The present invention relates to a method for searching a transmitter with a detector, which includes at least a first and a second antenna for receiving a transmit signal of the transmitter, wherein the transmit signal includes transmit pulses emitted with a certain transmit pulse period, as well as a position determining device for determining at least one orientation variation of the detector, comprising the following steps: a) detecting the vectorial magnetic field strengths of the field emitted by the transmitter in at least two dimensions for at least a first and a second measurement point relative to a reference axis of the detector carried by a searcher; and b) detecting at least one orientation difference between at least the first and the second measurement point. Moreover, it relates to a detector for searching a transmitter including at least a first and a second antenna for receiving a transmit signal of the transmitter, a position determining device for determining at least one orientation variation of the detector, and a processing device coupled at least to the first and the second antenna and the position determining device, wherein the processing device is configured to detect the vectorial magnetic field strengths of the field emitted by the transmitter in at least two dimensions for at least a first and a second measurement point relative to a reference axis of the detector carried by a searcher as well as an orientation difference of the detector between at least the first and the second measurement point.
In the following, the present invention is explained in more detail using the example of an avalanche victim detector. However, it is applicable to other types of detectors without restriction, for example in order to search for persons in a destroyed building.
The technology of today's avalanche victim detectors is based on tracking a magnetic field line. In this connection, FIG. 1 shows the position of a searcher 12 carrying an avalanche victim detector 18, as well as the position of a buried victim 14 carrying a transmitter 15 with a transmitting antenna 16. As it is clearly recognizable, the searcher 12, if he is not on the axis of the transmitting antenna 16 by chance, is thus always guided in a—sometimes wide—curve to the transmitter 15, that is to the buried victim 14. The magnetic field lines are the curves emanating from the transmitting antenna 16 illustrated in FIG. 1.

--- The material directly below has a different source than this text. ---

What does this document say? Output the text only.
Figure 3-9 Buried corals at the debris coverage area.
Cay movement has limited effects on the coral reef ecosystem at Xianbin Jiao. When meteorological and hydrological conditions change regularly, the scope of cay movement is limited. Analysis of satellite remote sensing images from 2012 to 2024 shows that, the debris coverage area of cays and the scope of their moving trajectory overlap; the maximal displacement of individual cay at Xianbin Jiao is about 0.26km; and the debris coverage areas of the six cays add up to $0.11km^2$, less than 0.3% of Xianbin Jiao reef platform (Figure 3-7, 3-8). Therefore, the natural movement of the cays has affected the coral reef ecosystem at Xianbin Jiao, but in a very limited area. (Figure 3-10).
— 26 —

This approach has the following disadvantages:                The searcher has to travel a farther way than actually required.        Only the direction of the field line (field vector) is available along the curved guide path. Due to the curvature, the actual position of the transmitter cannot be simply inferred from it. Thus, the searcher cannot know where—related to his own position—the transmitter is actually located. A searching strategy is not possible in this sense.        The measurement of the direction and field strength is always local. Two measurements in different positions cannot be related to each other. Thus, improvement of the accuracy by inclusion of prior measurements is not possible.        The following measurement cannot be inferred from the direction and distance of prior measurements. In case of loss of the transmit signal, for example as a result of superposition in the multi-search, thus, the search cannot be simply continued based on a target already calculated before.        

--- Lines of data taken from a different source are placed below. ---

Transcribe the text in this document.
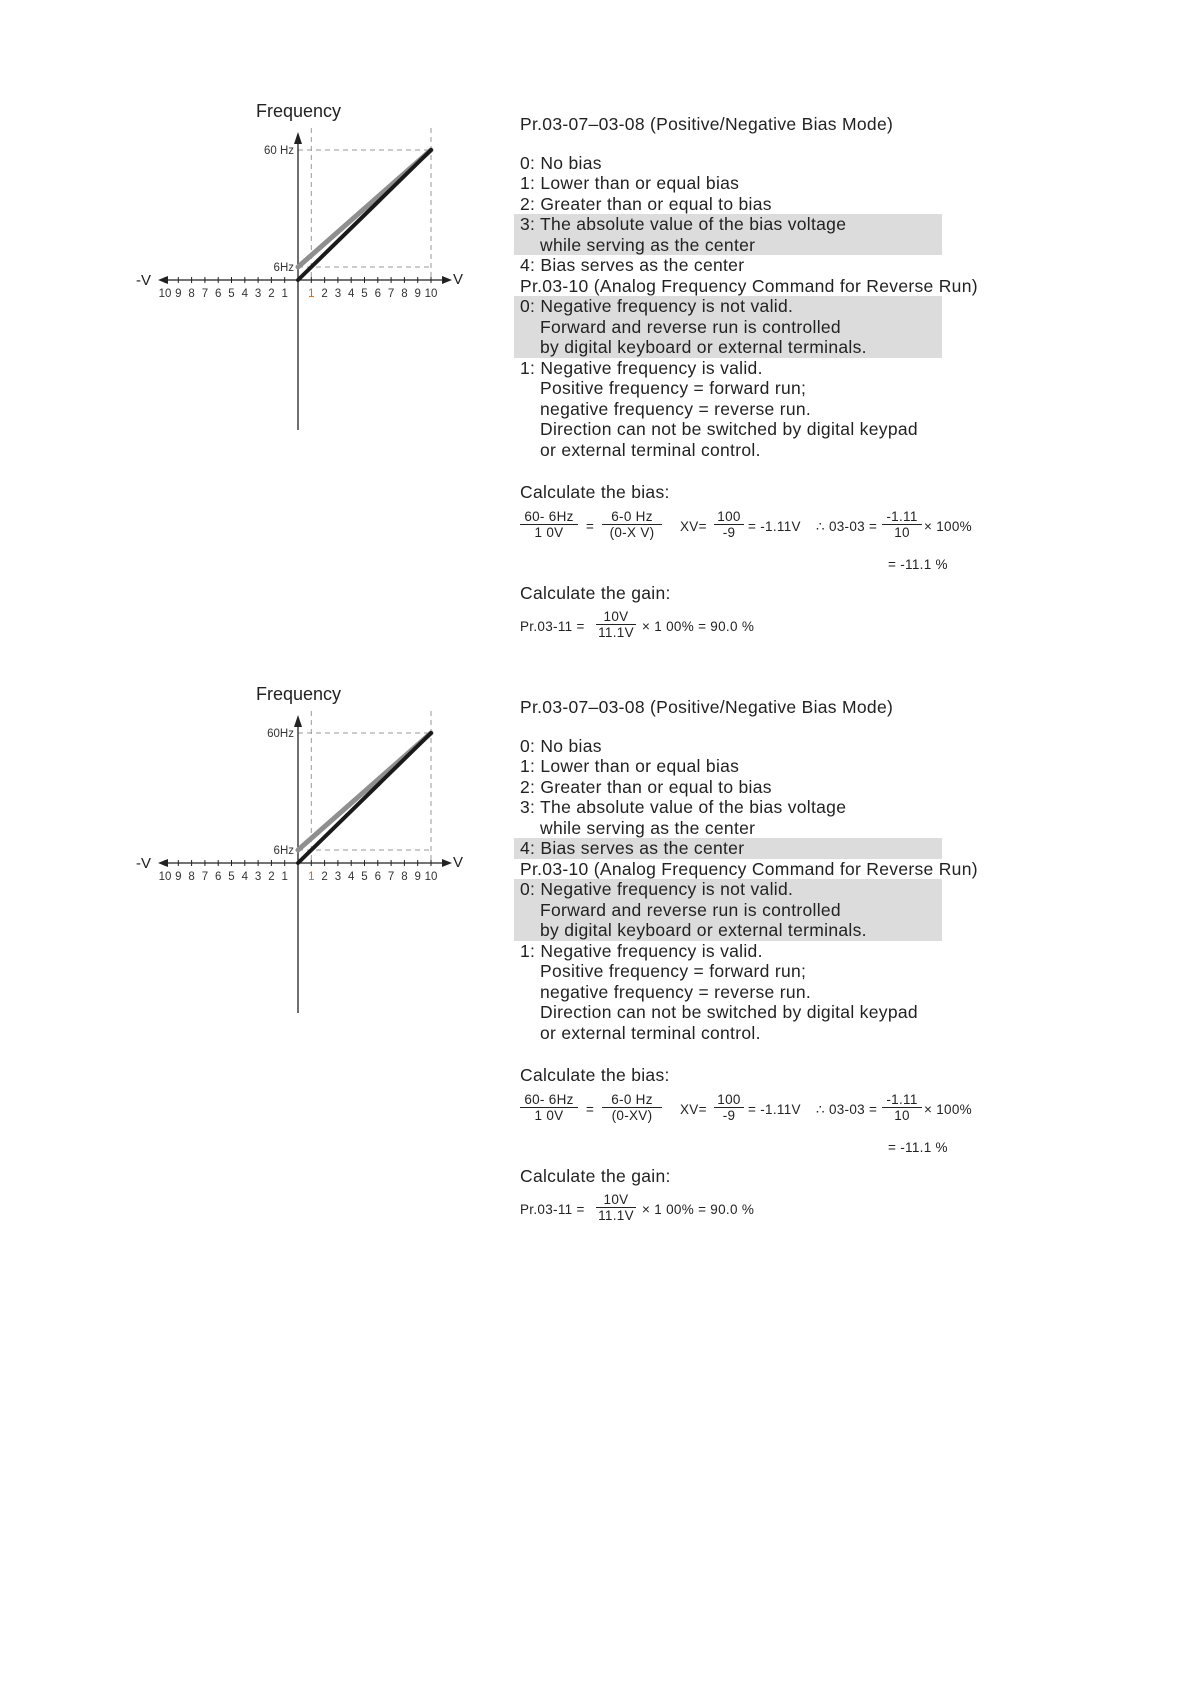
Frequency
-V	V
60 Hz
6Hz
10 9 8 7 6 5 4 3 2 1 1 2 3 4 5 6 7 8 9 10

Pr.03-07–03-08 (Positive/Negative Bias Mode)

0: No bias

1: Lower than or equal bias

2: Greater than or equal to bias

3: The absolute value of the bias voltage

while serving as the center

4: Bias serves as the center

Pr.03-10 (Analog Frequency Command for Reverse Run)

0: Negative frequency is not valid.

Forward and reverse run is controlled

by digital keyboard or external terminals.

1: Negative frequency is valid.

Positive frequency = forward run;

negative frequency = reverse run.

Direction can not be switched by digital keypad

or external terminal control.

Calculate the bias:

$\frac{60- 6Hz}{1 0V} = \frac{6-0 Hz}{\text{(0-X V)}} XV= \frac{100}{-9} = -1.11V$ ∴ $03-03 = \frac{-1.11}{10} \times 100\%$
= -11.1 %

Calculate the gain:

$Pr.03-11 = \frac{10V}{11.1V} \times 1$ 00% = 90.0 %
Frequency
-V	V
60Hz
6Hz
10 9 8 7 6 5 4 3 2 1 1 2 3 4 5 6 7 8 9 10

Pr.03-07–03-08 (Positive/Negative Bias Mode)

0: No bias

1: Lower than or equal bias

2: Greater than or equal to bias

3: The absolute value of the bias voltage

while serving as the center

4: Bias serves as the center

Pr.03-10 (Analog Frequency Command for Reverse Run)

0: Negative frequency is not valid.

Forward and reverse run is controlled

by digital keyboard or external terminals.

1: Negative frequency is valid.

Positive frequency = forward run;

negative frequency = reverse run.

Direction can not be switched by digital keypad

or external terminal control.

Calculate the bias:

$\frac{60- 6Hz}{1 0V} = \frac{6-0 Hz}{(0-XV)} XV= \frac{100}{-9} = -1.11V$ ∴ $03-03 = \frac{-1.11}{10} \times 100\%$
= -11.1 %

Calculate the gain:

$Pr.03-11 = \frac{10V}{11.1V} \times 1$ 00% = 90.0 %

In the range of the fine search, that is in the immediate environment of the buried victim, it is necessary to determine the perpendicular projection of the buried victim to the snow surface (projection point) on the one hand, also his burial depth on the other hand. Since the vertical orientation of the transmitting antenna is generally unknown, near the transmitter, usually in a distance of two to three meters, the direction indication is turned off. Then, the searcher changes his searching strategy. He does no longer follow the directional arrow, but rather maintains the current orientation of the detector. By slow movement back and forth on the one hand as well as left/right movement on the other hand, he searches the position with the least distance indication corresponding to the maximum field strength. For determining the depth, usually, a linear or square combination of the field strength measured in three axes is used today.
This approach is associated with several disadvantages:                The search for the maximum field strength requires high concentration and causes the highest time portion of the entire searching operation.        The linear or square combination of the field strengths only results in an approximate depth estimate.        The projection point can only be approximately correctly determined with existing methods with oblique transmitting antenna.        
Another known approach is in determining the position of the searcher in the geostationary coordinate system by means of GPS. Thereby, a known position in the geostationary coordinate system can be associated with each vectorial field measurement. If sufficient measured values are present, the location of the transmitter can also be calculated in the stationary coordinate system.
Therein, the drift of the GPS measurement caused by system is disadvantageous. During the period of a search, the measured location coordinate drifts by several meters. As a result, the location of the transmitter cannot be estimated with the accuracy required for the rescue of the buried victim.
DE 10 2008 016 137 A1 solves this problem by employing stationary reference stations in addition to the searching receiver variable in location, which also receive the GPS signal and are all subject to the same drift. Thereby, the movement of the searcher relative to the reference stations can be determined free of drift. In result, this method corresponds to the application of differential GPS.
However, in practice, carrying and applying the reference stations is a considerable disadvantage. Applying the reference stations in the searching field alone causes an expenditure of time, which cannot compensated for any more thereafter by an accelerated search.
A further possibility of establishing a relation between a geostationary coordinate system and the magnetic field is in measuring and evaluating lateral and rotating movements of the detector. Thereby, the relative positional variation with respect to the geostationary coordinate system between individual field measurements can be determined such that in the ideal case each position can be represented except for a global (identical for all positions) displacement and rotation in the geostationary coordinate system. As above explained, the position of the transmitter (with the same displacement and rotation) can correspondingly be calculated.
In this approach, it is disadvantageous that the calculation of a translational variation from acceleration data requires double integration. Even least errors in the initial conditions (initial speed) result in constantly increasing positional errors already after short time.
As a variant, the orientation (the angle) could be determined from the measurement of the earth's magnetic field. However, this does not solve the problem of instability of the translational estimation.